幼馴染よ永遠に(1)

 夜、美玲は『Lover』のライブDVDを観ていた。

 すると、何食わぬ顔で誠が部屋に入ってきて、さも当然のように、美玲の隣に腰を下ろした。

「ねぇ、みぃ」

 誠は美玲に声をかけたが、美玲は無視して、画面を見つめた。

「美玲」

「なっ…」

 ちゃんと名前で呼ばれたのは、いつぶりだろうか。

 美玲は思わず、動揺した。

 その隙に、誠はDVDを一時停止した。

「こっち見てください」

「…はい」

 美玲は、仕方なく誠の方を向いた。

「お話聞いてください」

「はい」

「俺、今日彼女と別れてきた」

「…は?」

 誠は美玲の手を取った。

「改めて、好きだよ。美玲」

「……なんで、私なの」

 唖然としていた美玲の口からやっと出てきたのは、そんな捻くれた言葉だった。

「わざわざ彼女と別れるほどなの…?」

「だって美玲が好きなんだもん」

「でも…」

「俺はね、いつまでもただの幼馴染のままなんて、もう嫌なんだよ」

 私は幼馴染のままでいいよ。

「帰って…」

 美玲は俯いたまま、そう言うのが精一杯だった。

「みれ…」

「お願い」

 誠は静かに部屋を出ていった。

「一旦、頭冷やそ…」

 風に当たろうと窓を開けた。少し冷たい秋風が、部屋に入ってきた。

 ふと、下の方に目をやると、誠の家の玄関前に人影が見えた。それは誠と女の子だった。恐らく、例の彼女だ。
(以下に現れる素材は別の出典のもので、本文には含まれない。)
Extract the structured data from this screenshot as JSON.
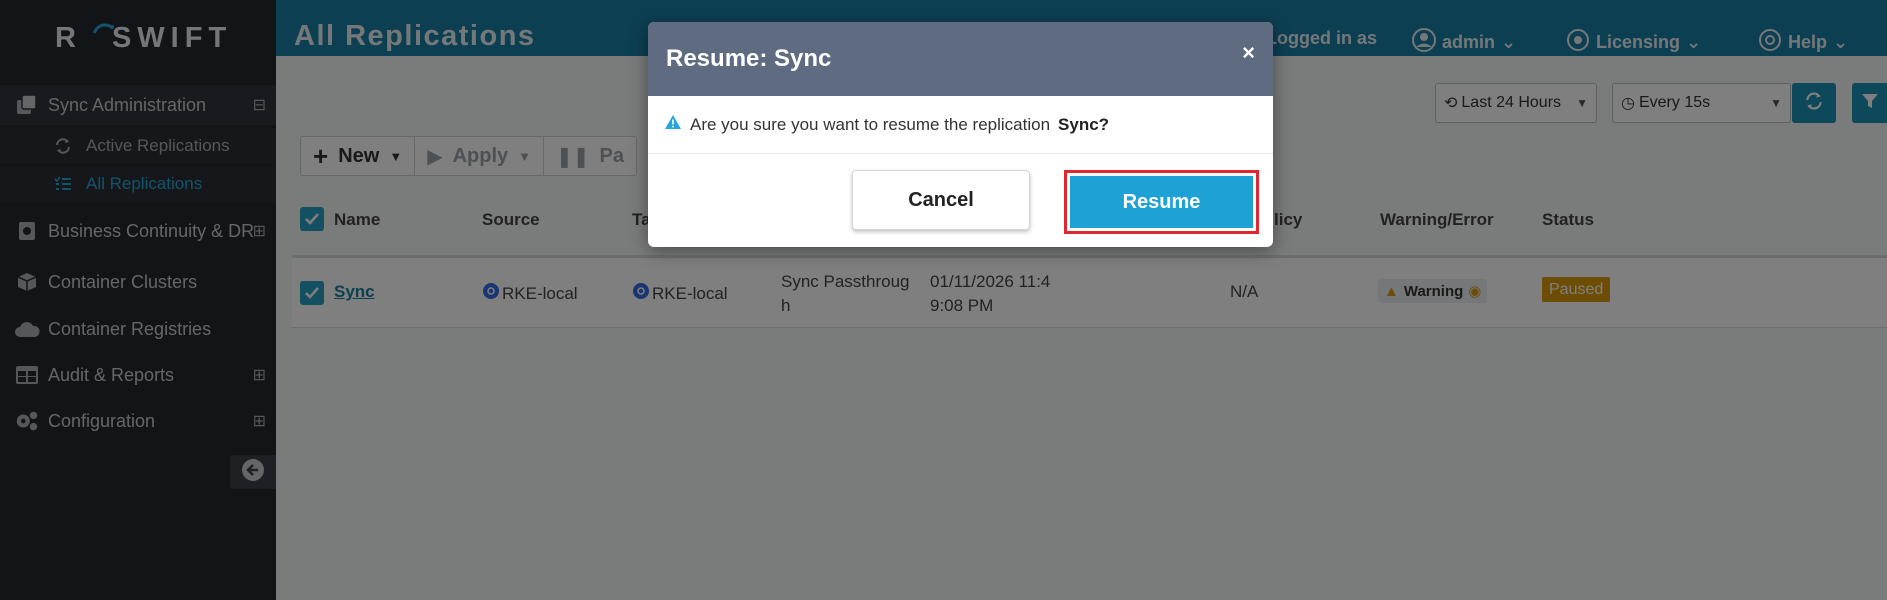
{
  "app": {
    "logo_letter": "R",
    "logo_text": "SWIFT"
  },
  "sidebar": {
    "sync_admin": {
      "label": "Sync Administration",
      "icon": "copy-icon",
      "toggle": "⊟"
    },
    "sub_items": [
      {
        "label": "Active Replications",
        "icon": "refresh-icon"
      },
      {
        "label": "All Replications",
        "icon": "list-check-icon"
      }
    ],
    "items": [
      {
        "label": "Business Continuity & DR",
        "icon": "server-icon",
        "toggle": "⊞"
      },
      {
        "label": "Container Clusters",
        "icon": "cube-icon"
      },
      {
        "label": "Container Registries",
        "icon": "cloud-icon"
      },
      {
        "label": "Audit & Reports",
        "icon": "table-icon",
        "toggle": "⊞"
      },
      {
        "label": "Configuration",
        "icon": "gears-icon",
        "toggle": "⊞"
      }
    ]
  },
  "header": {
    "title": "All Replications",
    "logged_in_as": "Logged in as",
    "user": "admin",
    "licensing": "Licensing",
    "help": "Help"
  },
  "filters": {
    "time_range": "Last 24 Hours",
    "refresh_interval": "Every 15s"
  },
  "toolbar": {
    "new_label": "New",
    "apply_label": "Apply",
    "pause_label": "Pa"
  },
  "table": {
    "headers": {
      "name": "Name",
      "source": "Source",
      "target": "Ta",
      "policy": "licy",
      "warning": "Warning/Error",
      "status": "Status"
    },
    "rows": [
      {
        "name": "Sync",
        "source": "RKE-local",
        "target": "RKE-local",
        "type_line1": "Sync Passthroug",
        "type_line2": "h",
        "time_line1": "01/11/2026 11:4",
        "time_line2": "9:08 PM",
        "policy": "N/A",
        "warning": "Warning",
        "status": "Paused"
      }
    ]
  },
  "modal": {
    "title": "Resume: Sync",
    "close": "×",
    "message": "Are you sure you want to resume the replication",
    "target": "Sync?",
    "cancel_label": "Cancel",
    "resume_label": "Resume"
  },
  "colors": {
    "sidebar_bg": "#252a31",
    "topbar": "#1a7fa6",
    "accent": "#1ea2d6",
    "modal_header": "#5e6b80",
    "highlight": "#e0262e",
    "status_paused": "#d99a07"
  }
}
 二人は何か話しているようだった。(話の内容は想像がつくが)誠が家に入ろうとすると、彼女は縋り付くように引き止めた。誠はそれを優しく振り解き、家に入った。そして彼女は力なく項垂れて帰って行った。

「さむっ」

 美玲は窓を閉めた。

 勘違いだろうか。彼女が一瞬、こっちを睨んだような気がした。


「春野さん」

 次の日の昼休み、美玲はトイレから教室へ戻ろうと廊下を歩いていると、誰かに声をかけられた。振り向くと、その声の主は誠の彼女だった。

 名前は確か…

「夏目さん…?」

「ちょっといい?」

 美玲は言われるがまま、夏目に着いて屋上へと向かった。

「えっと…」

「昨日の夜、見てたでしょ?」

 やはり、それが理由だったか。

「えっと、ごめんなさい…。見るつもりはなかったんだけど」

「あのね、お願いがあるの」

 振り向いた彼女の表情は、静かに怒っているようだった。冷ややかなその表情に、美玲は背筋がゾクっとした。

「私から冬山君を取らないで」

「え?」

「冬山君にこれ以上、近づかないで」

 夏目は美玲に詰め寄った。美玲の背中にフェンスが当たる。

「私には冬山君しかないのっ!幼馴染だからって、独り占めしないでっ!!」

「あの、私、何も関係ないからっ…」

 美玲は屋上から逃げ出した。

 怖い。見かけは温厚そうな雰囲気なのに、あんなヒステリックな怒り方をするなんて。

 急いで教室へ走っている途中で、誠と会った。

 今一番見たくない顔なのに。

「あ、みぃ!丁度よかった、現国の教科書貸して〜」

 美玲はどうしていいかわからず、無視して教室へと走った。背に誠の引き留める声が聞こえたが、構わずに走った。

 教室に入ると、美玲はすぐさま亜紀に抱きついた。

「どうしたの!?」

「ちょっと、色々あって…」

 何かを察した亜紀は、美玲の額に触れた。

「あついよ?大丈夫!?」

 亜紀の心配する声が、段々と遠くなっていく。すると、ふわりと体が浮いた気がした。

 少し骨張った感触。ほんのりと感じる温かさ。

 この匂い、知ってる。

 そこで美玲の意識は途切れた。


 目が覚めると、見慣れた天井が目に入った。窓から、オレンジ色の光が差し込んでいる。

 私の部屋だ。どのくらい寝てたんだろう。

 起き上がろうとすると、足が重くて起きられなかった。

「え、なに…?」

 足の方に目をやると、茶色いふわふわの頭が見えた。

 誠だ。顔を見なくても分かる。

 誠が美玲の足に抱きつくような体勢で、寝息を立てていた。

「うーん…」

 誠の顔がこちらに向いた。目の下に、薄っすらと涙の跡があった。

 ローテーブルに目をやると、スポーツドリンクやらプリンやらが沢山置いてあった。

「病人の上で寝るなよ…」

 美玲は誠の髪にそっと触れた。